During the heyday of Cristero and UNS organizing, both groups found significant support from growing migrant communities in the United States. During the 1920s, as I have written elsewhere, Cristero supporters formed a “Cristero diaspora”—a network of emigrants, exiles, and refugees who supported the Cristero cause by sending money, arms, and recruits to Mexico. In addition, they marched in public demonstrations and processions, and they founded churches, convents, and schools that still exist to this day. Like their counterparts in Mexico, they sought the overthrow of the current regime, and they threw their support behind a number of political exiles who promised to launch rebellions against the Calles government, including Adolfo de la Huerta, Enrique Estrada, and José Gonzalo Escobar.

For the UNS as well, migrants would become an essential part of the organization. By the early 1940s, thousands of Mexican migrants had become enthusiastic members, joining local chapters of the UNS from California to Texas to Indiana. They attended frequent meetings where they pledged loyalty to the organization, exchanged news, prayed, watched films, sang sinarquista hymns, and donated not only money, but jewelry, farming implements, and domestic utensils. The women’s section was also active in the United States, with at least one chapter in El Paso. The financial help of the migrant community was essential for supporting the organization and the colonization efforts. 
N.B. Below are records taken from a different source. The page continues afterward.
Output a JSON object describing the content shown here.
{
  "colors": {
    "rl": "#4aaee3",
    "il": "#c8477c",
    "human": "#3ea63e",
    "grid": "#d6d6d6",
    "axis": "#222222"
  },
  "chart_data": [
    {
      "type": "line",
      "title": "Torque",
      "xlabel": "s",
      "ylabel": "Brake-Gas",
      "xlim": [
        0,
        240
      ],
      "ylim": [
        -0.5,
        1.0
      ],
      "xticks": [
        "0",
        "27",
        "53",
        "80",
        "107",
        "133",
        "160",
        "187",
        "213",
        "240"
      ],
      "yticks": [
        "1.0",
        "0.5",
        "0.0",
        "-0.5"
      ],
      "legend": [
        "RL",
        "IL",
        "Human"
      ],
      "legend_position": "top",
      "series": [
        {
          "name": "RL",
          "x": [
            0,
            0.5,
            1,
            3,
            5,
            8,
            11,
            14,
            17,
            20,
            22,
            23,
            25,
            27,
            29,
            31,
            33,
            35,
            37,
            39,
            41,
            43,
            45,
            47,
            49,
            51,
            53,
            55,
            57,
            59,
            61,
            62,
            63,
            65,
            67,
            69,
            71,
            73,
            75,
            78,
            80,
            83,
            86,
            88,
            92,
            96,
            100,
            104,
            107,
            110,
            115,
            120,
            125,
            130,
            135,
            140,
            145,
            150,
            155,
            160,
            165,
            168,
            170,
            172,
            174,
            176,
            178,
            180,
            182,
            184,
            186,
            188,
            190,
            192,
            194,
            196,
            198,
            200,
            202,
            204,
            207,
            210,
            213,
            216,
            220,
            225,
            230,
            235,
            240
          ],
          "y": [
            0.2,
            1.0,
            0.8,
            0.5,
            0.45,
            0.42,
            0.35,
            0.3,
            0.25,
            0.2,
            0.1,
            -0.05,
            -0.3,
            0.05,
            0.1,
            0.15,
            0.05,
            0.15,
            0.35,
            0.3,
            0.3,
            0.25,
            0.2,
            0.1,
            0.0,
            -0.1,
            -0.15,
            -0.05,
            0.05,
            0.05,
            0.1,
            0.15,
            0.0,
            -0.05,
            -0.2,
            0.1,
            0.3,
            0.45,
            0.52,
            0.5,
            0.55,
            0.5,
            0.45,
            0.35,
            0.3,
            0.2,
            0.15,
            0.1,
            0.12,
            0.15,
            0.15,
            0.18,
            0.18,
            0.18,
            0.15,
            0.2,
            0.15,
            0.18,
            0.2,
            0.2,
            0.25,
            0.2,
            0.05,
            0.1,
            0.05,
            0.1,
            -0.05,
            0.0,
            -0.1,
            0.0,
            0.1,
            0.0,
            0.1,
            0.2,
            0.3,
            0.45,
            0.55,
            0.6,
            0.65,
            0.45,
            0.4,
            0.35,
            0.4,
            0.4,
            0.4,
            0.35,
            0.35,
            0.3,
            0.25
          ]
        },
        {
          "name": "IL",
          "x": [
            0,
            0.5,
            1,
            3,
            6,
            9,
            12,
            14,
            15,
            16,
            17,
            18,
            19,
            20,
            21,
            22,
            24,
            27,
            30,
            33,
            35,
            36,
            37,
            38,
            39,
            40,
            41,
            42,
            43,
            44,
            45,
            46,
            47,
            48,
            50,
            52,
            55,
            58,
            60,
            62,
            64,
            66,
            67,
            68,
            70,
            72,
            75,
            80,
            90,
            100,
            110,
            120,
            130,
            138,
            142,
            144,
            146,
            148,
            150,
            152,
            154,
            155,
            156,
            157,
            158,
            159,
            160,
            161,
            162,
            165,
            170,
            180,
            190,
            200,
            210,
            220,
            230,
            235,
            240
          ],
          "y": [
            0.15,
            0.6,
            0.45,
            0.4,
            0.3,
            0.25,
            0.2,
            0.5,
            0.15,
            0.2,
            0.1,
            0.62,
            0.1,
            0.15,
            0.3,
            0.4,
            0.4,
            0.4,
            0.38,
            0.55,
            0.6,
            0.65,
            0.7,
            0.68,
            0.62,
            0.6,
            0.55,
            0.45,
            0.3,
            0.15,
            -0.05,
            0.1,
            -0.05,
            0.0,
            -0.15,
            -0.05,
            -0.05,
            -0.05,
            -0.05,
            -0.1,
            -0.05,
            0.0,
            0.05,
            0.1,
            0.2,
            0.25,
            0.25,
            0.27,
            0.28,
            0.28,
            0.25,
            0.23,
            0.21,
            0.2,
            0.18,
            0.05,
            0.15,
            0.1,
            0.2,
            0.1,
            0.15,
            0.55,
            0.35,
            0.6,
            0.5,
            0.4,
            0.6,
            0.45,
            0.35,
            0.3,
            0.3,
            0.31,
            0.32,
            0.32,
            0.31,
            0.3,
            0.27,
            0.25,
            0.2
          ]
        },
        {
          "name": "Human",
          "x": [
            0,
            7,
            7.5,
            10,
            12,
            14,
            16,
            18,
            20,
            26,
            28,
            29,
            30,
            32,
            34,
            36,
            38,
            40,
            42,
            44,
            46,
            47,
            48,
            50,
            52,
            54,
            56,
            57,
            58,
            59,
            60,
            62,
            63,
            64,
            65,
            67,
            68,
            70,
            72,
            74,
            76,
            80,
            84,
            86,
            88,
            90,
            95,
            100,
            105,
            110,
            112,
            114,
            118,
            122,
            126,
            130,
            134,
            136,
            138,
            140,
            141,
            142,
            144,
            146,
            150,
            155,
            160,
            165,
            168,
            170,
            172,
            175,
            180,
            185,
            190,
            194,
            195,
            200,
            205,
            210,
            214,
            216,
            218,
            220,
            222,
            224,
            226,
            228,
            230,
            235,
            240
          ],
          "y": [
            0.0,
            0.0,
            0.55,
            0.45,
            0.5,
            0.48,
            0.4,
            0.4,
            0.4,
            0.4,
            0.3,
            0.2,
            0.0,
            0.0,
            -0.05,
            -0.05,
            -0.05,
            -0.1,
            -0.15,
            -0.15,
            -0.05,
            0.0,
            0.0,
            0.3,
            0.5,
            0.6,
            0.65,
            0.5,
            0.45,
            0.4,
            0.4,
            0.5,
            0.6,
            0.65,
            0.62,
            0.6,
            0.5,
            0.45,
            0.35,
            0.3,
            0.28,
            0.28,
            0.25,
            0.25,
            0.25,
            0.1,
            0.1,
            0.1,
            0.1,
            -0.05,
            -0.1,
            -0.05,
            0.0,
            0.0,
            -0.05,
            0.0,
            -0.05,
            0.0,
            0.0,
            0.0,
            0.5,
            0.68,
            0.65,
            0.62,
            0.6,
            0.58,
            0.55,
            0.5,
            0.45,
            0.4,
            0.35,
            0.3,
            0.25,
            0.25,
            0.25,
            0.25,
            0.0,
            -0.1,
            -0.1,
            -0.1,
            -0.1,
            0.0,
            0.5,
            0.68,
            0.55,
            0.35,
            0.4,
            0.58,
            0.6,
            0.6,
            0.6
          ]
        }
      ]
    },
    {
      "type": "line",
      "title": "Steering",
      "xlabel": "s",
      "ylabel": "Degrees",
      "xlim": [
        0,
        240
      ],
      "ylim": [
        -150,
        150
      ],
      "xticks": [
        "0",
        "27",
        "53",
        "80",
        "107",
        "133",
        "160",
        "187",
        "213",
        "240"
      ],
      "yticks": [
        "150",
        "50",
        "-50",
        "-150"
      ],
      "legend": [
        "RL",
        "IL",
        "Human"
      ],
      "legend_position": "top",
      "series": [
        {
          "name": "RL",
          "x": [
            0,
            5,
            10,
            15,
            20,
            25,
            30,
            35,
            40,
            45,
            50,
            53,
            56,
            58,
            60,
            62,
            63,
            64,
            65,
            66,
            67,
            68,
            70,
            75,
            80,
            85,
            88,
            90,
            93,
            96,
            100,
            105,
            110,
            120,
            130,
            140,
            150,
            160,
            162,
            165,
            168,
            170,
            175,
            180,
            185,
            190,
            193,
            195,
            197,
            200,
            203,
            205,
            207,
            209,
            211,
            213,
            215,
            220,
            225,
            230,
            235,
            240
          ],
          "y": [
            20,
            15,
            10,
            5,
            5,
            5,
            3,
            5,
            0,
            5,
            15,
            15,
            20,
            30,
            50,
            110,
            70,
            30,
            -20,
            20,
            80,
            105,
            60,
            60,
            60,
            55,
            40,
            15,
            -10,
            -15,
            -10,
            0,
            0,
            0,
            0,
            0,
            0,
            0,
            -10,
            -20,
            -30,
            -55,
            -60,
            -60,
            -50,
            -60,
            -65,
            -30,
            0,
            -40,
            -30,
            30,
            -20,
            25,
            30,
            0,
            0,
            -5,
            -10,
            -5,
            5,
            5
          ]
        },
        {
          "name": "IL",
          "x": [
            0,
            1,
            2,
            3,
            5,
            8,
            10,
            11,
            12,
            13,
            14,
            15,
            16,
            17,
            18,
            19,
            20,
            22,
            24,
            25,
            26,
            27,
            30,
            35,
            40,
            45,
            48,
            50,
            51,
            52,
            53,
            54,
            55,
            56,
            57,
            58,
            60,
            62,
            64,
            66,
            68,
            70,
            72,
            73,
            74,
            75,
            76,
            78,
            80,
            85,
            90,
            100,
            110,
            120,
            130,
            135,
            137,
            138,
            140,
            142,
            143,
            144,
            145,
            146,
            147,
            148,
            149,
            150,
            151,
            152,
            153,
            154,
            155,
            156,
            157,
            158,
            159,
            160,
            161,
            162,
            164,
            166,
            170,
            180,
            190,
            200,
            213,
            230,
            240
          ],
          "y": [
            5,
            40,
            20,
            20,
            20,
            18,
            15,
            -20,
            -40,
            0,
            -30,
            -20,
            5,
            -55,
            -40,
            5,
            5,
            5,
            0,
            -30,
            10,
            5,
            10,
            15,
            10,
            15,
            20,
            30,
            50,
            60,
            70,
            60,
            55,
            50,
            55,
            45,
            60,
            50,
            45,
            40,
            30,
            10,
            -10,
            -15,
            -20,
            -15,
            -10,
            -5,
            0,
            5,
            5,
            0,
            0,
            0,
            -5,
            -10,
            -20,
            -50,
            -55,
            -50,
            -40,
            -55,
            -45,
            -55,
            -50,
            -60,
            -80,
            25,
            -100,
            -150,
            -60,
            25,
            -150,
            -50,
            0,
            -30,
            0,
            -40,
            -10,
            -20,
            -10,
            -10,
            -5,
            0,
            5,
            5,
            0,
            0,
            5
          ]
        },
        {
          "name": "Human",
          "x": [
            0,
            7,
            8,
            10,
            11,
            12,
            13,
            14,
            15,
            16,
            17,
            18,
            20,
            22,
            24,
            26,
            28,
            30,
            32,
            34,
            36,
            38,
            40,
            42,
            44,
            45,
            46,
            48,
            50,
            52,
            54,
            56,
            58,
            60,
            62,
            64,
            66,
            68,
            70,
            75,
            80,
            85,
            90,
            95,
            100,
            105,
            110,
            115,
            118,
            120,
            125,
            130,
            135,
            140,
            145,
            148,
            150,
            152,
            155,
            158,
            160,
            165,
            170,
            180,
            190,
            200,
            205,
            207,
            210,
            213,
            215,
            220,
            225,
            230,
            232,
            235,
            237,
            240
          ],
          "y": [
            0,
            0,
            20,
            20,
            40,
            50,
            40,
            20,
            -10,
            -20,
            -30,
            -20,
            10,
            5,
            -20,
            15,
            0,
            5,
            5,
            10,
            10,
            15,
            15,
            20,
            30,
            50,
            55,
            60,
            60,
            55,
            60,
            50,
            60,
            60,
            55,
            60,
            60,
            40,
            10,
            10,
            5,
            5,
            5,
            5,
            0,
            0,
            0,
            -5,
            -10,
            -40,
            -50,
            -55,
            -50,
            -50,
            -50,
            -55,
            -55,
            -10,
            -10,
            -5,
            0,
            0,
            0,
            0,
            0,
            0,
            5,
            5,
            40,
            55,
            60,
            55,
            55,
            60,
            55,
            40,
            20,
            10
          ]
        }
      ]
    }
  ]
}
Although both the Cristero and Sinarquista movments ultimately collapsed, their legacy is still important on both sides of the border. The Cristero War is still very much alive in Mexican popular memory, especially in Jalisco, where it is common to see altars to Cristero martyrs inside Catholic Churches. The sinarquista movement has also remained active, maintaining physical and digital spaces and helping to fuel religious and political conservatism in Mexico. Both movements continued to inform politics in Mexico—leaders and members on both sides of the border would ally with and provided support for the Partido de Acción Nacional (PAN), Mexico’s largest conservative political party, as well as traditionalist right-wing Catholic organizations such as El Yunque, Opus Dei, and the Legionaries of Christ. In Mexico, Salvador Abascál, one of the founders of the UNS, would remain a central figure within the Mexican Catholic right until he died in 2000, and two of his sons would hold positions of power in the conservative PAN government.

In reflecting upon the history of right-wing Catholic activism in Mexico and its diaspora, it is important to consider the ways that migration has worked to change political conflicts in Mexico during the twentieth century. Indeed, by incorporating the study of migrants into Mexican political and religious history, it is apparent that what happened in Mexico did not stay in Mexico. Indeed, migration made—and still makes—Mexican politics inherently transnational, as migrants both impact and are impacted by the politics of the homeland.

  1. El Sinarquista June 17, 1942, p. 3.